Нет, сударь мой, ты просто перевернул мое представление об опере, превратив ее в сгусток романтичнейшей и в то же время реальнейшей трагедии.
— Пушкин, которого я осмелился прочитать на свой манер, все время осаживал меня, напоминая о суровой правде жизни, — признается Чайковский. — Герман же не был для меня только предлогом писать ту или иную музыку, а все время настоящим, живым человеком, причем очень мне симпатичным.

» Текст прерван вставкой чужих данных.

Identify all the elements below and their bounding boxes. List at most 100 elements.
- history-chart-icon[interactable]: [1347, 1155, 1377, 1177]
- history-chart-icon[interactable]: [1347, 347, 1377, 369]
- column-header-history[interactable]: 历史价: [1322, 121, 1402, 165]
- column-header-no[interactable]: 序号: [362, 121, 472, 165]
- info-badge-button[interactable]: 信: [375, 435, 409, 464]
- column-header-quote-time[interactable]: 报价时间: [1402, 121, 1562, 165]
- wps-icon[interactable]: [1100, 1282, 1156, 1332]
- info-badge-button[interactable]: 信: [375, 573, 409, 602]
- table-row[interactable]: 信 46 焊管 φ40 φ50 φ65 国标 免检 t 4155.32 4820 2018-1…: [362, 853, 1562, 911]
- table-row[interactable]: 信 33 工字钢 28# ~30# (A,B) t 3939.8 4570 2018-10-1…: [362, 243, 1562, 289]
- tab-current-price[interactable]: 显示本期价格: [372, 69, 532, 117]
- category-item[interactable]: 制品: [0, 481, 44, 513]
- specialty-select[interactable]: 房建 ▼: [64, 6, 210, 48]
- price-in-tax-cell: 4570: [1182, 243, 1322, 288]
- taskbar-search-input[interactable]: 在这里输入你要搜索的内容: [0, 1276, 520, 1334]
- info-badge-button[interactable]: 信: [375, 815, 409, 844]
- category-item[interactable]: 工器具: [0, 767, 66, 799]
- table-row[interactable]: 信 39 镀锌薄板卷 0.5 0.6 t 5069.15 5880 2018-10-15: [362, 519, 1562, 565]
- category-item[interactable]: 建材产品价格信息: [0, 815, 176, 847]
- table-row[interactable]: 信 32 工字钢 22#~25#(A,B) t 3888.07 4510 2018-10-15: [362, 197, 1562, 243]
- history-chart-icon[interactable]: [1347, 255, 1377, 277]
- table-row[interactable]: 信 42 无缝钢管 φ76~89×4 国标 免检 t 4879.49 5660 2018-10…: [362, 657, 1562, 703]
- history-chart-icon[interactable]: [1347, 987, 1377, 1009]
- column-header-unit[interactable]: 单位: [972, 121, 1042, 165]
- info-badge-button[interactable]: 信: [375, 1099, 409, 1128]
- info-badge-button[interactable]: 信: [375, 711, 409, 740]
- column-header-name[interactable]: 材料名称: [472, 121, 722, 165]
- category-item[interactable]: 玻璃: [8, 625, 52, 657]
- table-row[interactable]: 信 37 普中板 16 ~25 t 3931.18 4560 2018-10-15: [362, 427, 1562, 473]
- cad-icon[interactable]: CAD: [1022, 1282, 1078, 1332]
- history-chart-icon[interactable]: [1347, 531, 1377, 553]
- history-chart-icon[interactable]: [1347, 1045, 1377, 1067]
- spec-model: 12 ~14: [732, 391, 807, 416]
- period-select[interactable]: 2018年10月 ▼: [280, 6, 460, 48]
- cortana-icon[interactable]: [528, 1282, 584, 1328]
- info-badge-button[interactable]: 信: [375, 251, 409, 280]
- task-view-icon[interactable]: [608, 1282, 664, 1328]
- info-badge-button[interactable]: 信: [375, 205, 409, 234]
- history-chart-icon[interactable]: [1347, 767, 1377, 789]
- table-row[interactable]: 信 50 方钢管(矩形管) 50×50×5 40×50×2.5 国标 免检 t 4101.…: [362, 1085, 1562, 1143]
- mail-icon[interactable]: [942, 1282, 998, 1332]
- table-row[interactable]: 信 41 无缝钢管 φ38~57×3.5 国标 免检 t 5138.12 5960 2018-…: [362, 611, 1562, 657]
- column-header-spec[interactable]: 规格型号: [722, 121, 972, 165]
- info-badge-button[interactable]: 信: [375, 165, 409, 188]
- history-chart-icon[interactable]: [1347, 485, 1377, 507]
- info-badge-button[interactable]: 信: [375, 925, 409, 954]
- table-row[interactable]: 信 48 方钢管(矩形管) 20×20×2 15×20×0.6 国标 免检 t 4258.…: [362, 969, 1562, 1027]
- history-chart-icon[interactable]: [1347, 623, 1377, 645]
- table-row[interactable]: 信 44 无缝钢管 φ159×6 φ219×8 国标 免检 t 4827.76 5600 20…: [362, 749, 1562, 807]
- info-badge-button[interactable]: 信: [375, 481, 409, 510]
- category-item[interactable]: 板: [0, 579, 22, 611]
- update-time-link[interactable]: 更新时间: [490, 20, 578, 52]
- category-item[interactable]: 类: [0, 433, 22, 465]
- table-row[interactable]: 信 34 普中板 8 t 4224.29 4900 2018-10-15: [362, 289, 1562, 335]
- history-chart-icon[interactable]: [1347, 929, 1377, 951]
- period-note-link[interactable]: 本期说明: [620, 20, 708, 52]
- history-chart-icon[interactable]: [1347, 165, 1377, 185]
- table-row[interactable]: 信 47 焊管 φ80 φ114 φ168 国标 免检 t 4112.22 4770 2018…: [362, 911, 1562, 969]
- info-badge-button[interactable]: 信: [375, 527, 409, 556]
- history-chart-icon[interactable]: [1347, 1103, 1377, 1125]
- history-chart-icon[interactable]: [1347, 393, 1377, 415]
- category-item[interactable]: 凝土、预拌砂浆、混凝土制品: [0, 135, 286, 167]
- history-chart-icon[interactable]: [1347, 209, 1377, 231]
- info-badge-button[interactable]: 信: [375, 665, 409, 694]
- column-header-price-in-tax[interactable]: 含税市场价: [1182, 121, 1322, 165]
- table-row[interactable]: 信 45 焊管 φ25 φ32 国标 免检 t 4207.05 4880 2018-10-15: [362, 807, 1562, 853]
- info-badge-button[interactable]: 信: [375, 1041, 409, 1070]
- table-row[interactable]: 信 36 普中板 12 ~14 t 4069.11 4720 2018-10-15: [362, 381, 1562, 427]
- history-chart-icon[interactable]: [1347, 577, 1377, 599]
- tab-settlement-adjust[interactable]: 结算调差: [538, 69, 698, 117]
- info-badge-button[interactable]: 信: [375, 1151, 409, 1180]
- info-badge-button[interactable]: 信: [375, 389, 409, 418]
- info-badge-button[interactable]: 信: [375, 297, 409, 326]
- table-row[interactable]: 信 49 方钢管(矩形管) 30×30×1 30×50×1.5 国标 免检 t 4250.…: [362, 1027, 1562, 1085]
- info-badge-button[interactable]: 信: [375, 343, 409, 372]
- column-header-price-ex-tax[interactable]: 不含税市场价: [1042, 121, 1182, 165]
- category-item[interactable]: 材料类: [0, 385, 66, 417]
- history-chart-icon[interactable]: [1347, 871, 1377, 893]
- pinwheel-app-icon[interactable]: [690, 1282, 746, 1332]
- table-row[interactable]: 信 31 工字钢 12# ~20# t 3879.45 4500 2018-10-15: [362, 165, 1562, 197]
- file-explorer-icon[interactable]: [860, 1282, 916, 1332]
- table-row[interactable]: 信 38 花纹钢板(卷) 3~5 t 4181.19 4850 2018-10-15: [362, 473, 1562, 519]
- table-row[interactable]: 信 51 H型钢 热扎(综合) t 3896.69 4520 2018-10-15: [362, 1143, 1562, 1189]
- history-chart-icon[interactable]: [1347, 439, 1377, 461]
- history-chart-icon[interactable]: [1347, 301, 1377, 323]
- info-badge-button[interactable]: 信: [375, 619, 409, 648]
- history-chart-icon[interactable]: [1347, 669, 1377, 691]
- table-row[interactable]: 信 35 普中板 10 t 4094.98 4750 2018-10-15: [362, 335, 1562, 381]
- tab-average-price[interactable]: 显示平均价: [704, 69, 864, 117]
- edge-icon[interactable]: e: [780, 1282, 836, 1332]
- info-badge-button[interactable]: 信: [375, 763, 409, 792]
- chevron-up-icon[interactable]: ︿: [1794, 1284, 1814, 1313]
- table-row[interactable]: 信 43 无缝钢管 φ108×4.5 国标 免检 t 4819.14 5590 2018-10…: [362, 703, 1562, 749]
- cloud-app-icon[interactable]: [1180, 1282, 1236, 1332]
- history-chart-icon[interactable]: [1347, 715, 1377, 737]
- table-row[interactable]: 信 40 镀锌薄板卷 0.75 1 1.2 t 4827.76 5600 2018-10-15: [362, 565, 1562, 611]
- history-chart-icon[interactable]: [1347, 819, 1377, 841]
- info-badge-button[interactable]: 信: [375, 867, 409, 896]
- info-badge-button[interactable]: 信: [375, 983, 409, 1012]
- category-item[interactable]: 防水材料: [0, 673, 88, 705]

Теперь мне нужен отменный исполнитель этой партии. С дивным страстным голосом, с живым чувством. Кажется, я уже знаю такого…
— Так это же Николай Николаевич Фигнер, — подает голос дотоле молчавший Юргенсон. — Он сыграет так, особенно сцену безумия, что у публики от ужаса волосы дыбом встанут. Да и в любовных сценах наверняка будет очень хорош. Держу пари, его-то ты и имел в виду, сочиняя своего Германа.
— Ты прав, дружище. Он воистину драгоценный артист. Вот только бы увлекла его эта партия…
— Можешь в этом нисколько не сомневаться, — убежденно говорит Губерт. — Мне кажется, Фигнер давным-давно мечтает как раз о такой роли. Кстати, его жена, Медея, с ее чистым грудным голосом будет чудо как привлекательна в роли Лизы. Несмотря на свое итальянское происхождение, поет она и играет очень даже по-русски. Тем более, что твоя Лиза — девушка еще с каким темпераментным характером.
— Вот мы с вами и роли распределили! — восклицает Чайковский. — Осталось совсем немного: сыграть оперу так, чтобы публика довольна осталась. Ах, как же мне хочется, чтобы наша российская публика поверила моим героям и приняла их страдания к самому сердцу…
…В театральном мире существует примета: "Шершавая генеральная репетиция сулит удачный спектакль, и, наоборот, гладкая — провал!"
Что касается "шершавостей", их на генеральной репетиции "Пиковой дамы" было хоть пруд пруди.
Она состоялась 5 декабря 1890 года в присутствии полного зала публики, в том числе и царя Александра III. Перед самым началом пропал главный герой — Николай Фигнер, который обычно отличался строгой пунктуальностью.
Накануне он выпросил разрешение у главного режиссера одеться в костюм у себя на квартире, которая была расположена довольно далеко от Мариинского театра. К нему слали одного за другим нарочных, однако же начало спектакля пришлось задержать чуть ли не на час.
Можно себе представить волнение администрации театра, да и всех причастных к спектаклю лиц: в зале-то царь сидит! Дирижер Эдуард Францевич Направник стоял у пюпитра спиной к сцене, то и дело косясь в кулису. Наконец по залу разнеслась весть — у Фигнера лопнуло трико! Хохотали до упаду. Фигнер же, в итоге спевший Германа выше всяких похвал, был всеми прощен, хотя и допустил еще одну оплошность: в сцене на гауптвахте, когда хор поет на панихидный мотив "Молитву пролию ко господу" в момент появления призрака графини, певец нечаянно скинул со стола подсвечник с горящей свечой, который покатился по полу и, как нарочно, оказался под краем занавеса заднего плана декорации. Свеча продолжала гореть, публика затаила дыхание. Тогда учитель сцены Палечек сообразил протянуть сзади руку и незаметно убрал свечу.